The Capital Markets Union has been on the table for years. Do you think the new Franco-German tandem can speed up the talks?
Awareness on this issue has grown in Europe. And I hope both leaders take note of my key point on capital requirements and the opportunity to unlock Europe’s full potential. In discussions about the union of savings and investment, we too often overlook a fundamental fact: Europe lacks capital.
We can simplify regulations. We can even create another supranational regulator. But in the end, the problem remains: where will the money come from? Europe has few pension funds, due to the structure of most retirement systems and also a cultural preference for liquid, low-risk investments.
In the long term, it’s about mindset, culture, financial literacy, and education. But first, the priority should be to reform the regulatory framework for insurance companies, because that’s where some capital would initially come from, as well as from securitization.

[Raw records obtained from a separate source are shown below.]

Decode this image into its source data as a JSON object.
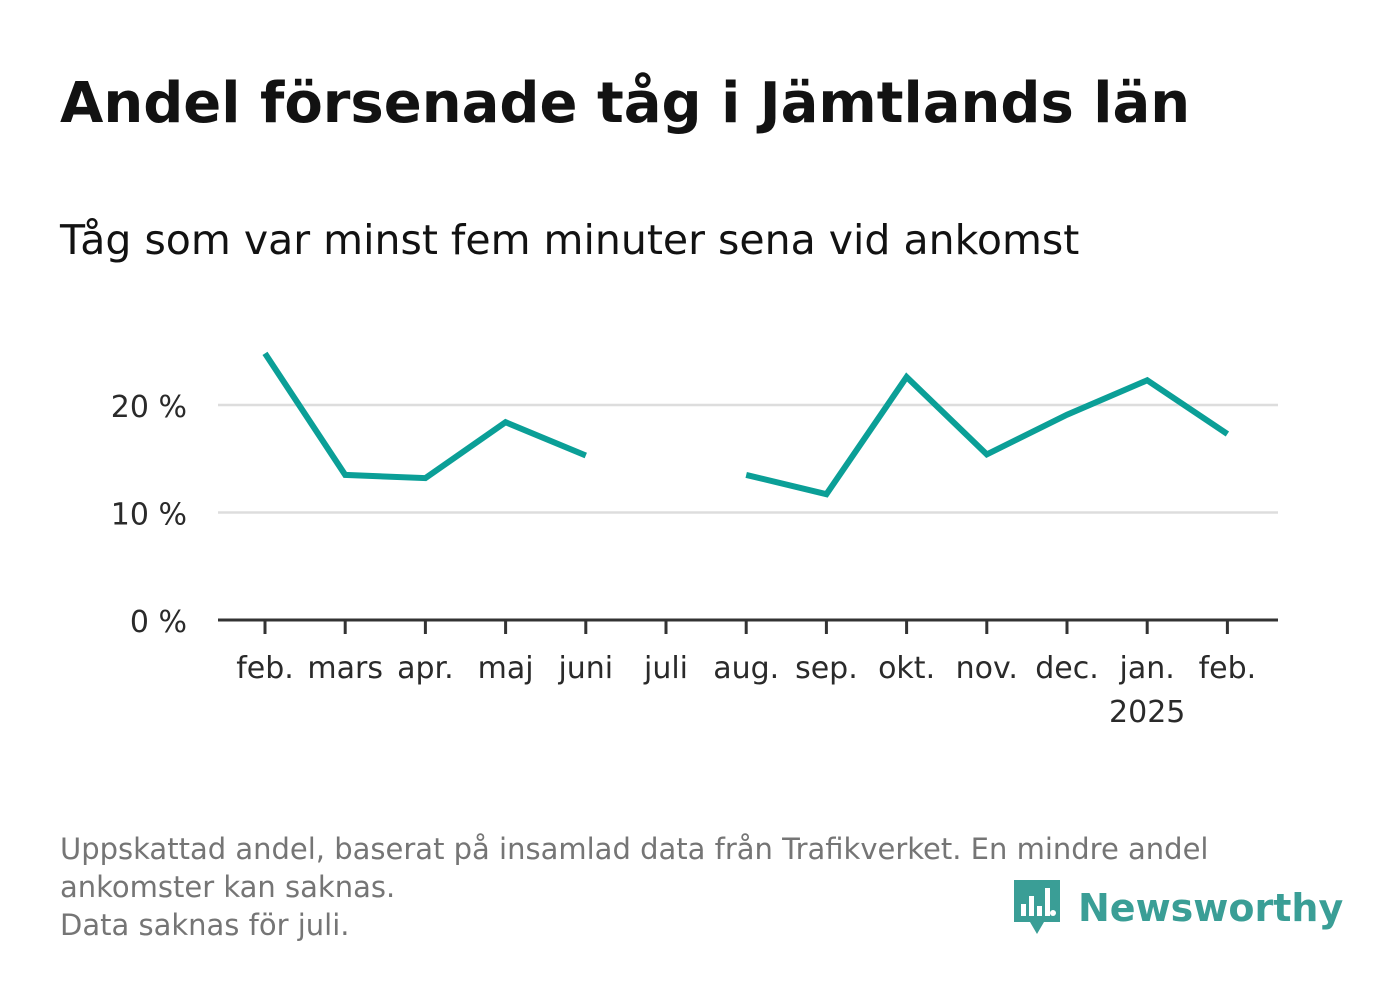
{
  "title": "Andel försenade tåg i Jämtlands län",
  "subtitle": "Tåg som var minst fem minuter sena vid ankomst",
  "chart_data": {
    "type": "line",
    "categories": [
      "feb.",
      "mars",
      "apr.",
      "maj",
      "juni",
      "juli",
      "aug.",
      "sep.",
      "okt.",
      "nov.",
      "dec.",
      "jan.",
      "feb."
    ],
    "year_labels": [
      "",
      "",
      "",
      "",
      "",
      "",
      "",
      "",
      "",
      "",
      "",
      "2025",
      ""
    ],
    "series": [
      {
        "values": [
          24.8,
          13.5,
          13.2,
          18.4,
          15.3,
          null,
          13.5,
          11.7,
          22.6,
          15.4,
          19.1,
          22.3,
          17.3
        ]
      }
    ],
    "yticks": [
      0,
      10,
      20
    ],
    "ytick_labels": [
      "0 %",
      "10 %",
      "20 %"
    ],
    "ylim": [
      0,
      28
    ],
    "grid": true,
    "line_color": "#0b9f97"
  },
  "footnote": {
    "line1": "Uppskattad andel, baserat på insamlad data från Trafikverket. En mindre andel",
    "line2": "ankomster kan saknas.",
    "line3": "Data saknas för juli."
  },
  "brand": {
    "name": "Newsworthy",
    "icon": "newsworthy-logo-icon",
    "color": "#3a9e96"
  }
}
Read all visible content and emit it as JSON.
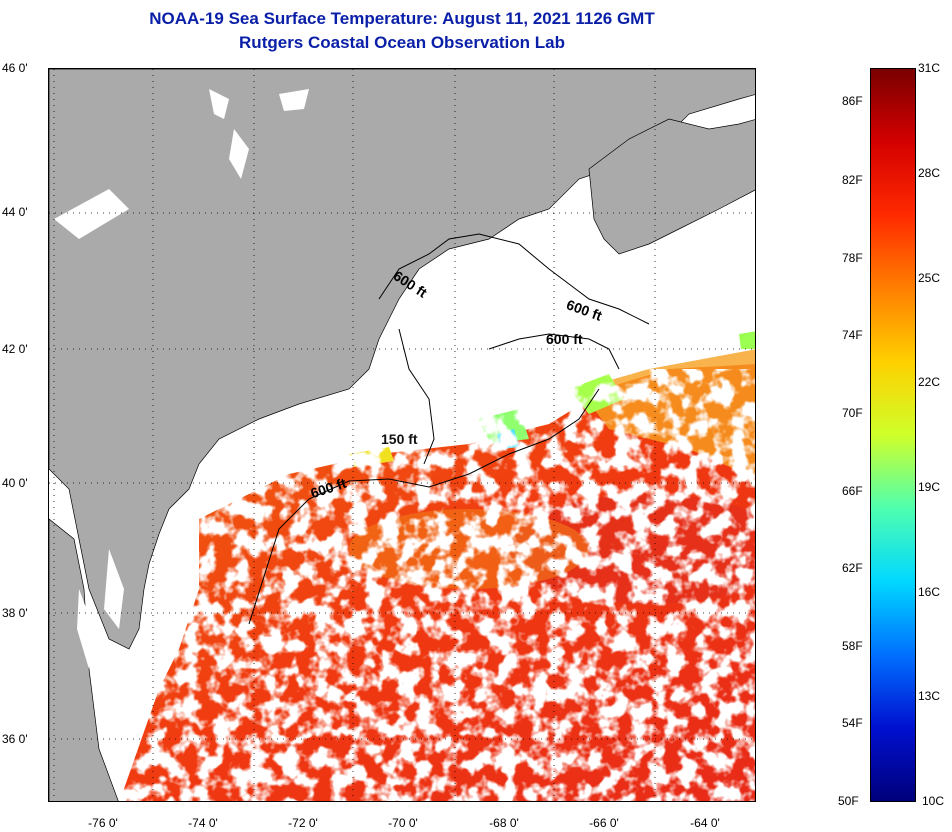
{
  "title": {
    "line1": "NOAA-19 Sea Surface Temperature:  August 11, 2021 1126 GMT",
    "line2": "Rutgers Coastal Ocean Observation Lab"
  },
  "map": {
    "lat_labels": [
      "46 0'",
      "44 0'",
      "42 0'",
      "40 0'",
      "38 0'",
      "36 0'"
    ],
    "lon_labels": [
      "-76 0'",
      "-74 0'",
      "-72 0'",
      "-70 0'",
      "-68 0'",
      "-66 0'",
      "-64 0'"
    ],
    "depth_contours": [
      "600 ft",
      "600 ft",
      "600 ft",
      "150 ft",
      "600 ft"
    ],
    "colors": {
      "land": "#aaaaaa",
      "no_data": "#ffffff",
      "grid": "#000000"
    }
  },
  "colorbar": {
    "fahrenheit_labels": [
      "86F",
      "82F",
      "78F",
      "74F",
      "70F",
      "66F",
      "62F",
      "58F",
      "54F",
      "50F"
    ],
    "celsius_labels": [
      "31C",
      "28C",
      "25C",
      "22C",
      "19C",
      "16C",
      "13C",
      "10C"
    ],
    "gradient": [
      "#7a0000",
      "#d40000",
      "#ff2a00",
      "#ff7f00",
      "#ffd000",
      "#cfff2a",
      "#4fffaf",
      "#00d8ff",
      "#0070ff",
      "#0010d0",
      "#00007a"
    ]
  }
}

There have been ten years of hesitation on this issue.
What’s your view on government intervention in Italy or Spain to block bank mergers?
As president of the European Banking Federation, it’s not my place to make judgments or promote a particular structure. There is still an unresolved duality between different regulators in Europe. Many capital inefficiencies in cross-border banking operations remain while we wait for the full implementation of the Banking Union. It’s up to policymakers to address this and create the conditions for a functioning single market—if that’s the strategic intent.
As a citizen, more than as a banker or FBE president, I believe we should ensure conditions for Europe to thrive through effective integration.
Green finance is another area of divergence. Should European banks stay the course despite American banks stepping back?
I don’t think U.S. banks are abandoning ESG. They’re adjusting their messaging, but I don’t see any of them launching new coal financing projects. The reality on the ground is more nuanced. No European bank sees ESG as a competitiveness issue.
We all believe it’s a fact and a necessity to finance many innovations, infrastructures, and production capacities—especially in renewable energy. It’s a challenge we’re fully prepared to meet.
Excerpts translated from French and taken from the original article: L’état de risque zéro, c’est la mort: pour Slawomir Krupa, la résilience des banques ne peut être le seul objectif de l’Europe | Les Echos by Ingrid Feuerstein and Dominique Seux
Mr. Slawomir Krupa, CEO of Société Générale, assumed his role as President of the European Banking Federation (EBF) on 1 March 2025, a non-executive role traditionally taken up by an active CEO of a major international European bank. The European Banking Federation serves as the voice of the European banking sector, representing national banking associations from across Europe. Its members collectively comprise some 3,500 banks, including the largest commercial banks in the region.